Configuration File¶
All the data files and parameter settings required to train and apply a trained
model are specified using a configuration file. As a starting point, a config
file is provided with the source code for DeFCoM in the package directory
defcom/data/example.cfg. The config file can be alternatively found
here. This file can be used
as a template to construct your own config file.
Structure¶
The structure of the config file is very straightforward with only three types of lines:
- Lines beginning with
#denote comments that are ignored by DeFCoM. - Lines following the format
variable_name = valuespecify settings that need to be set in order to run DeFCoM. - Lines with
[...]signify the start of a configuration file section. For DeFCoM, the two config file sections required are[data]and[options].
Below we describe the value required by each of the config variables.
[data] Variables¶
-
genome_file(optional)¶ A FASTA file for the reference genome corresponding to the motif site files and the DNase-seq/ATAC-seq BAM alignment files.
Note: This variable only needs to be specified for use with some of the data pre-processing scripts.

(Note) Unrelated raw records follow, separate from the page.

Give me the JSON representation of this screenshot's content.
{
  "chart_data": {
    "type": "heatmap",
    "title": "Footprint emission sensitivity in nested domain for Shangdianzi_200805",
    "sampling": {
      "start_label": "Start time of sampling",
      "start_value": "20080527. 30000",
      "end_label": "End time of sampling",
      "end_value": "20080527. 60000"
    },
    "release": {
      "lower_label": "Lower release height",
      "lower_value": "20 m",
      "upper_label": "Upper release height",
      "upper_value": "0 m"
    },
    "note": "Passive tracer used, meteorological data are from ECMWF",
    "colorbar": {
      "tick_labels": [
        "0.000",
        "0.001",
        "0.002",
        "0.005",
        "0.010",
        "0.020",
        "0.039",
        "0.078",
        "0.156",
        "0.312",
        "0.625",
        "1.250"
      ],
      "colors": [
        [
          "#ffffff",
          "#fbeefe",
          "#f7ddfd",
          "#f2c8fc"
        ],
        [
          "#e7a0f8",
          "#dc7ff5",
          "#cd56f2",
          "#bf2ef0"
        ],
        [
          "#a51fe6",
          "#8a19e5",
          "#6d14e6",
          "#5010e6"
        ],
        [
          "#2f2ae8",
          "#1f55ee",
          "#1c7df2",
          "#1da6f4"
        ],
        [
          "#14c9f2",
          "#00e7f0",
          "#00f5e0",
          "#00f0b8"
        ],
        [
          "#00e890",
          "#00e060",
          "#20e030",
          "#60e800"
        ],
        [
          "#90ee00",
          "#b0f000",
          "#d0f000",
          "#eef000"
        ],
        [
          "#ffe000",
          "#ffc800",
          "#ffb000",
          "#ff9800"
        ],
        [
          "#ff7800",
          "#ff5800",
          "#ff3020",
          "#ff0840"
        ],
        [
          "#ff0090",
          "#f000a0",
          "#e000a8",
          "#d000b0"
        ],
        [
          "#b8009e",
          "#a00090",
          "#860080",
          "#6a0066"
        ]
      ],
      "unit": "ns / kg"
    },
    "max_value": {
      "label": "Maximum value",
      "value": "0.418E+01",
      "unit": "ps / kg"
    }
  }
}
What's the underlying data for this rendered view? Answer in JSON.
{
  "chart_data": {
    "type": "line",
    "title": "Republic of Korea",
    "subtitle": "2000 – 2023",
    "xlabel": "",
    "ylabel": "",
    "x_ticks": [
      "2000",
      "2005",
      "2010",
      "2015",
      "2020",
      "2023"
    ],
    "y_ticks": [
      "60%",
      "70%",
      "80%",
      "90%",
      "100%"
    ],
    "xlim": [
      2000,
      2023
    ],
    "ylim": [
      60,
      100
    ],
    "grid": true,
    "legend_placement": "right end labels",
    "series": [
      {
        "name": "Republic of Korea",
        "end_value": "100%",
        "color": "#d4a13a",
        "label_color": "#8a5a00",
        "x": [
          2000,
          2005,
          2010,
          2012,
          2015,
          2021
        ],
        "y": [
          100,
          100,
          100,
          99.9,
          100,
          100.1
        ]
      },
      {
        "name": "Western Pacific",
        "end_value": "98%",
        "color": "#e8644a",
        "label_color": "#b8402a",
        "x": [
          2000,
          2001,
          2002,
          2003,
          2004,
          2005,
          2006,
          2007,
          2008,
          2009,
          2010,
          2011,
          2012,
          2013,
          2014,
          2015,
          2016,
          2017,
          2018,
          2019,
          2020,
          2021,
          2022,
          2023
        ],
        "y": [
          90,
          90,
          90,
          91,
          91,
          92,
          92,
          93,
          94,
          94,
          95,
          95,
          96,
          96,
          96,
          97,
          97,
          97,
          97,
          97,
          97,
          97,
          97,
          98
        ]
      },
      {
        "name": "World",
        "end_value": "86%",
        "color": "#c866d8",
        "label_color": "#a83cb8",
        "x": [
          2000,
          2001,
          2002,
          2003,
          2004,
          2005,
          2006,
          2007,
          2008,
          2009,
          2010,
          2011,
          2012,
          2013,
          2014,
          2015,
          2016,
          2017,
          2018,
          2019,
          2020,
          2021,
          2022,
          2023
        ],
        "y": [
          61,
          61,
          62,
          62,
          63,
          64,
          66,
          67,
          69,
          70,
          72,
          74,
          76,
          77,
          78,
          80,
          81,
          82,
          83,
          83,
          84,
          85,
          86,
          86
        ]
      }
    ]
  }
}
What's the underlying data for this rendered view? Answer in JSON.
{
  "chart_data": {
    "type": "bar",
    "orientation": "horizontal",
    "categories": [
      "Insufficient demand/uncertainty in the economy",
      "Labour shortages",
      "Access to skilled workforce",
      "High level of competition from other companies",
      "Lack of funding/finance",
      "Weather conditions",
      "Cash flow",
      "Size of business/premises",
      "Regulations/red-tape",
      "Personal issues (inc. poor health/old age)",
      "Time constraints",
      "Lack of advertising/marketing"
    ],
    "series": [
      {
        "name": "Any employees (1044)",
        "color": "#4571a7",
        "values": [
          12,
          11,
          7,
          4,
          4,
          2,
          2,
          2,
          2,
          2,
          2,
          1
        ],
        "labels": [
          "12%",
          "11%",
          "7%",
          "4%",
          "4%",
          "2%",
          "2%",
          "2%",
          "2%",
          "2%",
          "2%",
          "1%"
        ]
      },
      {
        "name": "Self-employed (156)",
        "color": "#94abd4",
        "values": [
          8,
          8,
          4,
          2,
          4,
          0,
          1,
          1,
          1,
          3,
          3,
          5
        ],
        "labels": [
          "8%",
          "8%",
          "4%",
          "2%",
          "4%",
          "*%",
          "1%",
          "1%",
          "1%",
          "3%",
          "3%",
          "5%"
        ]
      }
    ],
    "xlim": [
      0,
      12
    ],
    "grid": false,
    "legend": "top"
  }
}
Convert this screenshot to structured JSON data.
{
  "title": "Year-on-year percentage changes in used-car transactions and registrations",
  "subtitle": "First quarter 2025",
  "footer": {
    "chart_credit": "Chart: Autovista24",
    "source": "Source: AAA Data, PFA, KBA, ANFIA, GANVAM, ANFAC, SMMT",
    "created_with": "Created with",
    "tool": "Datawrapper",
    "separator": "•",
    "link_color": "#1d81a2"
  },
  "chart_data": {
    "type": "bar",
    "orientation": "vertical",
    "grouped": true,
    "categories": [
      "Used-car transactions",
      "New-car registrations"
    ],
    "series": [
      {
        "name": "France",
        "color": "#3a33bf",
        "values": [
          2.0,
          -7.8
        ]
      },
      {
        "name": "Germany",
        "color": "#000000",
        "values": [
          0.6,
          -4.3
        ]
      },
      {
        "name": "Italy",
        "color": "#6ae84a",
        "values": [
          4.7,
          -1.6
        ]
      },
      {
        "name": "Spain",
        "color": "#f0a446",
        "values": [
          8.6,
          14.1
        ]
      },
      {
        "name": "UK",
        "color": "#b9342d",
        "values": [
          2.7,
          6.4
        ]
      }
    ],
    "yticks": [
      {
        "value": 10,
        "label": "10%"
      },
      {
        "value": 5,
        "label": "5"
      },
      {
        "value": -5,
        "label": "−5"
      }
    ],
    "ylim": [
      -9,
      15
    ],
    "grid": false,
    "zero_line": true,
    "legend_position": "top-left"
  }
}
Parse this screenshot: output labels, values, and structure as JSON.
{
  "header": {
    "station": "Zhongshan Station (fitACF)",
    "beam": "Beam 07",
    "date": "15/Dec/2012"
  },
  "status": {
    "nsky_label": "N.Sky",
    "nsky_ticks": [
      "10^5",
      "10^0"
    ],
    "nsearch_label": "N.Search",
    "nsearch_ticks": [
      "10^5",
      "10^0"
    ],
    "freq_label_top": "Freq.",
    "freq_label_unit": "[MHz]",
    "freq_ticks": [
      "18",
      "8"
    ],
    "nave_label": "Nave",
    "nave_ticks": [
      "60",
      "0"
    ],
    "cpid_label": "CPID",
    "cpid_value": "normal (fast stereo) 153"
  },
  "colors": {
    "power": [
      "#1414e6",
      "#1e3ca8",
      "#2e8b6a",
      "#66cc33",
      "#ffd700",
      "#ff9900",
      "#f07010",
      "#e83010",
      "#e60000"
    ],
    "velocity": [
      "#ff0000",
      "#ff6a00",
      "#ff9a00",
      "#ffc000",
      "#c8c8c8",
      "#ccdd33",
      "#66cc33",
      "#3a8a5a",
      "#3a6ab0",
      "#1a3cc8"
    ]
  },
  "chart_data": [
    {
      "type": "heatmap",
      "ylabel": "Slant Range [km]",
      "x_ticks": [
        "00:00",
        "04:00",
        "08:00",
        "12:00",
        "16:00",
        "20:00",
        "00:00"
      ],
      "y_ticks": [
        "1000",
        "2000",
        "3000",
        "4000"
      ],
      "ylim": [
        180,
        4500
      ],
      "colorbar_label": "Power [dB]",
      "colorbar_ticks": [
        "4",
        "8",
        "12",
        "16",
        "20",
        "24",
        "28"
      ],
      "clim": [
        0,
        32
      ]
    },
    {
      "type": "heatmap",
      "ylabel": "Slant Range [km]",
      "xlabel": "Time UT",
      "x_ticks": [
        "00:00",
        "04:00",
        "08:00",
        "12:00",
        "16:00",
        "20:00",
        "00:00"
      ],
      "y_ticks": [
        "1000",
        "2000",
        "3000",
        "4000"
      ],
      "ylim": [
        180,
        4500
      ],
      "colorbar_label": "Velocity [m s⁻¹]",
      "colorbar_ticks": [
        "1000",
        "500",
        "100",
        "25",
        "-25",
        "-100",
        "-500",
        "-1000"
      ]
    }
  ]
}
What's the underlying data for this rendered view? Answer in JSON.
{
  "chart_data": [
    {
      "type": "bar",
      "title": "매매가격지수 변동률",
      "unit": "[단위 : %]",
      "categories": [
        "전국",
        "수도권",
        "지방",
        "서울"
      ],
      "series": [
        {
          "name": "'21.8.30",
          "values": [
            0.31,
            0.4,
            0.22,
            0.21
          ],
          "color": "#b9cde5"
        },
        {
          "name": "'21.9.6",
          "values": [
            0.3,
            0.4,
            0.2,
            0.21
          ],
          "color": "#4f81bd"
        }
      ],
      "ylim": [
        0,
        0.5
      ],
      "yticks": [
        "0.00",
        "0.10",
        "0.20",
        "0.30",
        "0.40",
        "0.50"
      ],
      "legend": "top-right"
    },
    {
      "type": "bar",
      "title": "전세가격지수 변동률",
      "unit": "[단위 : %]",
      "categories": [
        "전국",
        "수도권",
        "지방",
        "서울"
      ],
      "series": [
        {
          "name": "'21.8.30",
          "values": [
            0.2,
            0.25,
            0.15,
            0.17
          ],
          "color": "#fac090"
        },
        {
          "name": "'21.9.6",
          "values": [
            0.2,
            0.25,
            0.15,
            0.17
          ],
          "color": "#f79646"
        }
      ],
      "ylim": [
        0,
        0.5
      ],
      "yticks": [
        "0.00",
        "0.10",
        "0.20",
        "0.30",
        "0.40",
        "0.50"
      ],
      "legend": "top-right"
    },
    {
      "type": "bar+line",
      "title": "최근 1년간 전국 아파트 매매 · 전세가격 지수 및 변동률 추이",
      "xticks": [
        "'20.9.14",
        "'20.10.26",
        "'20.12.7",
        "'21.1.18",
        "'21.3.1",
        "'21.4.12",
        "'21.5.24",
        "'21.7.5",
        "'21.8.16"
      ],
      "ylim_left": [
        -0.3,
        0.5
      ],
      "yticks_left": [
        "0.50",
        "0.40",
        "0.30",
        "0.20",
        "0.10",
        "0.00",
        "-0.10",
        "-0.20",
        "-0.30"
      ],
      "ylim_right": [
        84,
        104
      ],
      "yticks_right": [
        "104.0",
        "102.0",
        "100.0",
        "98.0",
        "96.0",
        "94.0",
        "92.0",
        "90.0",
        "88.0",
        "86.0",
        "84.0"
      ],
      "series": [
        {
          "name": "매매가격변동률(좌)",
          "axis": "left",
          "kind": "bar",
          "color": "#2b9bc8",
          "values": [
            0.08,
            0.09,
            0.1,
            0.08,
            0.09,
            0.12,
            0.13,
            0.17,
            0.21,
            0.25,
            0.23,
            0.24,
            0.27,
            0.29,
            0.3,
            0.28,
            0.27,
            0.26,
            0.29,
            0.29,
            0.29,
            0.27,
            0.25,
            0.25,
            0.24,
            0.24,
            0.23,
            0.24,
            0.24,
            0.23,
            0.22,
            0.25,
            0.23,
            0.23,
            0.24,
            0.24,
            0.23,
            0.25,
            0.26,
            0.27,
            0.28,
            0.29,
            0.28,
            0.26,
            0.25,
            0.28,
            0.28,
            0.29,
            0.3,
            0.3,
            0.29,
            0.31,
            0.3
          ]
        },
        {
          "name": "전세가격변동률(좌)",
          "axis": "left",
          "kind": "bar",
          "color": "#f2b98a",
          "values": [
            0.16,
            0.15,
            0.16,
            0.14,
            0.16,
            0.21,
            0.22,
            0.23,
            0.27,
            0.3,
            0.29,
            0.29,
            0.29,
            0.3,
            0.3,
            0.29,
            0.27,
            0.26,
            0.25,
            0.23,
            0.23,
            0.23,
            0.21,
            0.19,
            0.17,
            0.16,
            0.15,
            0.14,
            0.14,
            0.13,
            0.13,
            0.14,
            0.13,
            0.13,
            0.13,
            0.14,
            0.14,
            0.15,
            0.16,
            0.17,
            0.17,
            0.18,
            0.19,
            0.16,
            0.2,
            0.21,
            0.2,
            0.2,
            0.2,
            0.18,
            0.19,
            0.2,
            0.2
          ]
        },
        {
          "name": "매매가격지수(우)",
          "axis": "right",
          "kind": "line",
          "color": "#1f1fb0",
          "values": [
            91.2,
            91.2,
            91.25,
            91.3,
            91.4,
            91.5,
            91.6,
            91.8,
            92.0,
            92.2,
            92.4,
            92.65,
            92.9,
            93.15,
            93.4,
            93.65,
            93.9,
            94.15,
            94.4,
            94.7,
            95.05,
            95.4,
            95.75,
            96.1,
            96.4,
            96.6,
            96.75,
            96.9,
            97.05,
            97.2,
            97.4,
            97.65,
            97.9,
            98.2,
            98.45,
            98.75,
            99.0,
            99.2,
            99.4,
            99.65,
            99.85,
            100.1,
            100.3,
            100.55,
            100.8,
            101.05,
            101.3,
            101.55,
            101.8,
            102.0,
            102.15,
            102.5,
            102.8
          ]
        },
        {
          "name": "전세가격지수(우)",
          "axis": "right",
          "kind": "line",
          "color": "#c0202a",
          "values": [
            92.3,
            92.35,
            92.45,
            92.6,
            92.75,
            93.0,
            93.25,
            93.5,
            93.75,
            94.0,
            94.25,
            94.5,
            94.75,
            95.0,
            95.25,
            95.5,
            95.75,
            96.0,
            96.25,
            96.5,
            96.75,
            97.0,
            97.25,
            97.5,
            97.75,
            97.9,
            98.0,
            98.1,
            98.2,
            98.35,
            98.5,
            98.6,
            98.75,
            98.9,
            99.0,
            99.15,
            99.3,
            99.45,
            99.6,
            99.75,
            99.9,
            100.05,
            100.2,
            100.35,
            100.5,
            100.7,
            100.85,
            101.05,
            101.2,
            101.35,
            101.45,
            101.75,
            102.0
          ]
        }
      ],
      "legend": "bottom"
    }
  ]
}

train.pyandpredict.pywill still run without this variable.
-
active_sites_file¶ A file in pseudo-BED format containing predicted motif sites annotated as active/bound by a transcription factor. In the same directory as this file a gzipped (.gz) file and tabix index (.tbi) file must be present with the same file name prefix.
-
inactive_sites_file¶ A file in pseudo-BED format containing predicted motif sites annotated as inactive/unbound by a transcription factor. In the same directory as this file a gzipped (.gz) file and tabix index (.tbi) file must be present with the same file name prefix.
-
candidate_sites_file¶ A file in pseudo-BED format containing motif sites to be classified. In the same directory as this file a gzipped (.gz) file and tabix index (.tbi) file must be present with the same file name prefix.
-
training_bam_file¶ A BAM file for DNase-seq/ATAC-seq read alignments to be used for model training. The file must have an index file with the same name but with the ‘.bai’ extension appended.
-
candidate_bam_file¶ A BAM file for DNase-seq/ATAC-seq read alignments to be used for the classifcation phase of DeFCoM. The file must have an index file with the same name but with the ‘.bai’ extension appended.
[options] Variables¶
-
f_offset¶ A number denoting the offset in bases downstream from the 5’ end of a forward (+) strand read. The recommended values are 0 for DNase-seq reads and 4 for ATAC-seq. Equivalent to read shifting.
-
r_offset¶ A number denoting the offset in bases upstream from the 5’ end of a reverse (-) strand read. The recommended values are 0 for DNase-seq reads and 5 for ATAC-seq. Equivalent to read shifting.
-
flank_size¶ A number specifying how many bases upstream and downstream of the motif site center to include. The value specifies one flank. The total included bases is
flank_size*2. The size of the region determines how large of a footprint profile will be generated from which features will be extracted for model training and classification.
-
combine_strands¶ Must be either
TrueorFalse. Indicates if DNaseI digestion site counts (or Tn5 tagmentation site counts) should be aggregated across strands. IfFalsethen the forward and reverse strand will have digestion count data considered separately.
-
bias_correction¶ Must be either
TrueorFalse. Indicates whether bias correction should be applied. Currently, DeFCoM only supports bias correction in the form of read weights defined in a BAM file by anXWtag field for each aligned read.
-
bootstrap_iterations¶ The number of bootstrap iterations to perform for the model selection component of the training phase.
-
bootstrap_active_set_size¶ The number of active set motif sites to sample per bootstrap iteration. If the number exceeds the total active set size, DeFCoM will default to using the whole active set.
-
bootstrap_inactive_set_size¶ The number of inactive set motif sites to sample per bootstrap iteration. If the number exceeds the total inactive set size, DeFCoM will default to using the whole inactive set.
-
training_active_set_size¶ The number of active set motif sites to use for final model training. If the number exceeds the total active set size, DeFCoM will default to using the whole active set.
-
training_inactive_set_size¶ The number of inactive set motif sites to use for final model training. If the number exceeds the total inactive set size, DeFCoM will default to using the whole active set.
-
memory_limit¶ The size (MB) of the cache memory allowed for storing the SVM kernel matrix.
-
model_data_file¶ The name of the file that holds trained model data. Should have a
.pklfile extension.train.pywill create and store the trained model in this file andpredict.pywill use the trained model from this file.
-
results_file¶ The name of the file where the results will be output.